Kampala, Uganda | By Michael Wandati | The New Vision Printing and Publishing Corporation Ltd anticipates that its ongoing financial challenges will persist, as acknowledged by CEO Don Wanyama.
Despite the passage of four years since the onset of COVID-19 and numerous media houses facing layoffs, the industry’s landscape remains challenging.
Vision Group, the largest and most diversified media house in the country, suggests that the financial statements for the half-year concluding in December 2023 are likely to indicate a loss.
“Based on the preliminary assessment of the company’s performance, the results of the company’s earnings for the half year ending December 31, 2023, will be a loss position,” the company says in a communication to the stock market.
The National Association of Broadcasters (NAB) highlights that the advertising market remains sluggish post-pandemic, as companies are slow to return to pre-pandemic budget levels or are reallocating their expenses, negatively impacting media houses.
Despite expressing hopes for a recovery in FY 2022/23, Mr. Wanyama, in November, acknowledged that they incurred losses, indicating a continued struggle against the lingering effects of the pandemic.
“So, whereas we had posted a profit in the previous 2021/2022 financial year and had hoped the challenges were in the past, it is clear that the environment I have painted for you has lingered on and is still affecting our business. Our markets are yet to fully recover from the negative impacts of the COVID-19 pandemic. We have also seen disruptions in the supply chain, while the government, our key business partner, has also reduced spending,” he said.
He blamed the poor performance on the rise in prices of most of the printing inputs, especially newsprint, mainly due to global inflation and the war in Ukraine. The company’s revenues are dominated by print which accounts for almost half, followed by broadcasting (radio and television) outlets, commercial printing and others.
“The main contributor to this performance is the challenging business environment due to slow business recovery from the COVID-19 impact on newspaper sales and advertising revenue spend across the different platforms,” said Mr. Wanyama.
The state-majority-owned company attributes its financial loss to the government’s delay in settling arrears related to the printing of educational materials for children during the lockdown.
The company’s recent profit warning points to the primary factor for the challenging business environment as the slow recovery from the impacts of the COVID-19 pandemic.
Also Read: Govt arrears, drop in advertising revenues send New Vision into losses
“The main contributor to this performance is the challenging business environment due to slow business recovery from the COVID-19 impact on newspaper sales and advertising revenue spend across the different platforms,” Mr. Wanyama said regarding the FY 2023/2024 expected performance.

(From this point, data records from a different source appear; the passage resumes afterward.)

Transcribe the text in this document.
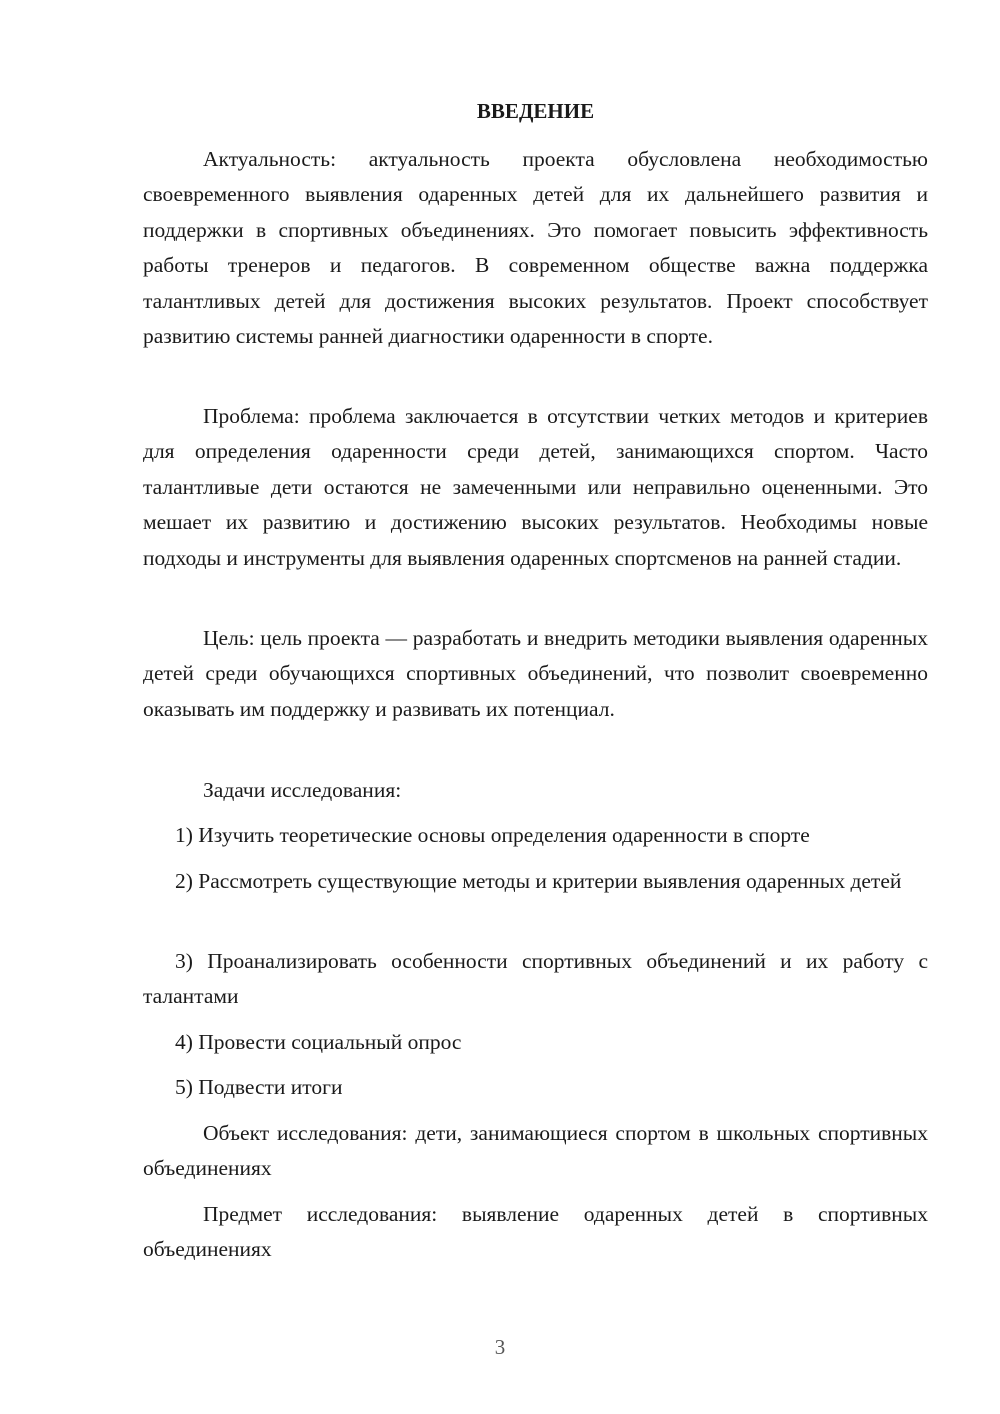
ВВЕДЕНИЕ

Актуальность: актуальность проекта обусловлена необходимостью своевременного выявления одаренных детей для их дальнейшего развития и поддержки в спортивных объединениях. Это помогает повысить эффективность работы тренеров и педагогов. В современном обществе важна поддержка талантливых детей для достижения высоких результатов. Проект способствует развитию системы ранней диагностики одаренности в спорте.

Проблема: проблема заключается в отсутствии четких методов и критериев для определения одаренности среди детей, занимающихся спортом. Часто талантливые дети остаются не замеченными или неправильно оцененными. Это мешает их развитию и достижению высоких результатов. Необходимы новые подходы и инструменты для выявления одаренных спортсменов на ранней стадии.

Цель: цель проекта — разработать и внедрить методики выявления одаренных детей среди обучающихся спортивных объединений, что позволит своевременно оказывать им поддержку и развивать их потенциал.

Задачи исследования:

1) Изучить теоретические основы определения одаренности в спорте

2) Рассмотреть существующие методы и критерии выявления одаренных детей

3) Проанализировать особенности спортивных объединений и их работу с талантами

4) Провести социальный опрос

5) Подвести итоги

Объект исследования: дети, занимающиеся спортом в школьных спортивных объединениях

Предмет исследования: выявление одаренных детей в спортивных объединениях

3
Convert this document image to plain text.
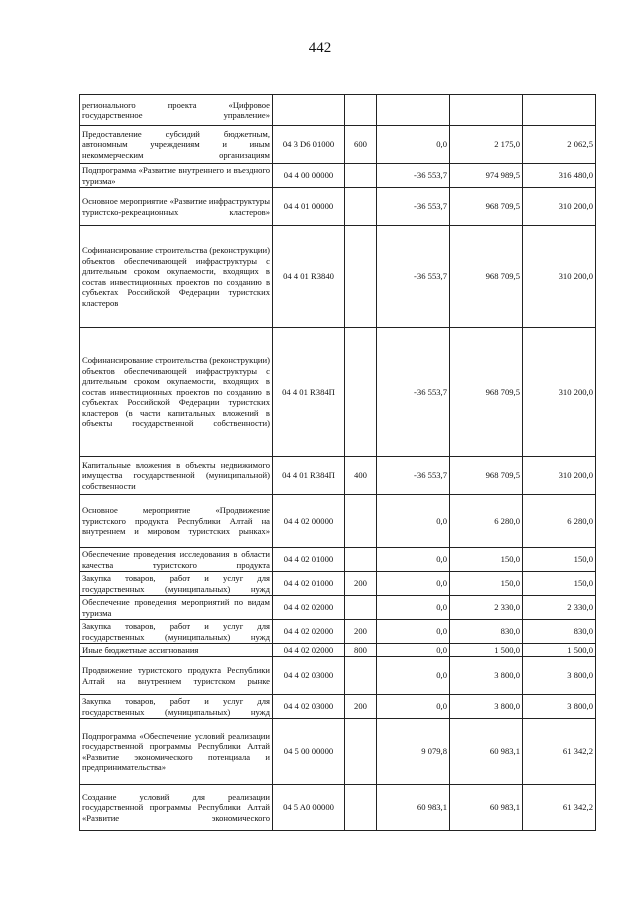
442
регионального проекта «Цифровое государственное управление»					
Предоставление субсидий бюджетным, автономным учреждениям и иным некоммерческим организациям	04 3 D6 01000	600	0,0	2 175,0	2 062,5
Подпрограмма «Развитие внутреннего и въездного туризма»	04 4 00 00000		-36 553,7	974 989,5	316 480,0
Основное мероприятие «Развитие инфраструктуры туристско-рекреационных кластеров»	04 4 01 00000		-36 553,7	968 709,5	310 200,0
Софинансирование строительства (реконструкции) объектов обеспечивающей инфраструктуры с длительным сроком окупаемости, входящих в состав инвестиционных проектов по созданию в субъектах Российской Федерации туристских кластеров	04 4 01 R3840		-36 553,7	968 709,5	310 200,0
Софинансирование строительства (реконструкции) объектов обеспечивающей инфраструктуры с длительным сроком окупаемости, входящих в состав инвестиционных проектов по созданию в субъектах Российской Федерации туристских кластеров (в части капитальных вложений в объекты государственной собственности)	04 4 01 R384П		-36 553,7	968 709,5	310 200,0
Капитальные вложения в объекты недвижимого имущества государственной (муниципальной) собственности	04 4 01 R384П	400	-36 553,7	968 709,5	310 200,0
Основное мероприятие «Продвижение туристского продукта Республики Алтай на внутреннем и мировом туристских рынках»	04 4 02 00000		0,0	6 280,0	6 280,0
Обеспечение проведения исследования в области качества туристского продукта	04 4 02 01000		0,0	150,0	150,0
Закупка товаров, работ и услуг для государственных (муниципальных) нужд	04 4 02 01000	200	0,0	150,0	150,0
Обеспечение проведения мероприятий по видам туризма	04 4 02 02000		0,0	2 330,0	2 330,0
Закупка товаров, работ и услуг для государственных (муниципальных) нужд	04 4 02 02000	200	0,0	830,0	830,0
Иные бюджетные ассигнования	04 4 02 02000	800	0,0	1 500,0	1 500,0
Продвижение туристского продукта Республики Алтай на внутреннем туристском рынке	04 4 02 03000		0,0	3 800,0	3 800,0
Закупка товаров, работ и услуг для государственных (муниципальных) нужд	04 4 02 03000	200	0,0	3 800,0	3 800,0
Подпрограмма «Обеспечение условий реализации государственной программы Республики Алтай «Развитие экономического потенциала и предпринимательства»	04 5 00 00000		9 079,8	60 983,1	61 342,2
Создание условий для реализации государственной программы Республики Алтай «Развитие экономического	04 5 A0 00000		60 983,1	60 983,1	61 342,2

Global supply chain disruptions causing a surge in newsprint and input prices have further impacted the company’s performance. In November, Patrick Ayota, the Vision Group board chairman, outlined the organization’s strategy for 2023/24, focusing on returning to profitability, prioritizing staff welfare and productivity, and improving customer engagement and satisfaction. According to Mr. Wanyama, these goals are anticipated to yield positive results this year.
“The benefits and advantages of several investments made in the past year are likely to materialise in the next financial year which we are certain will bring in new revenue and enhance the growth of the company,” he said hoping for a “full recovery in the year ahead.”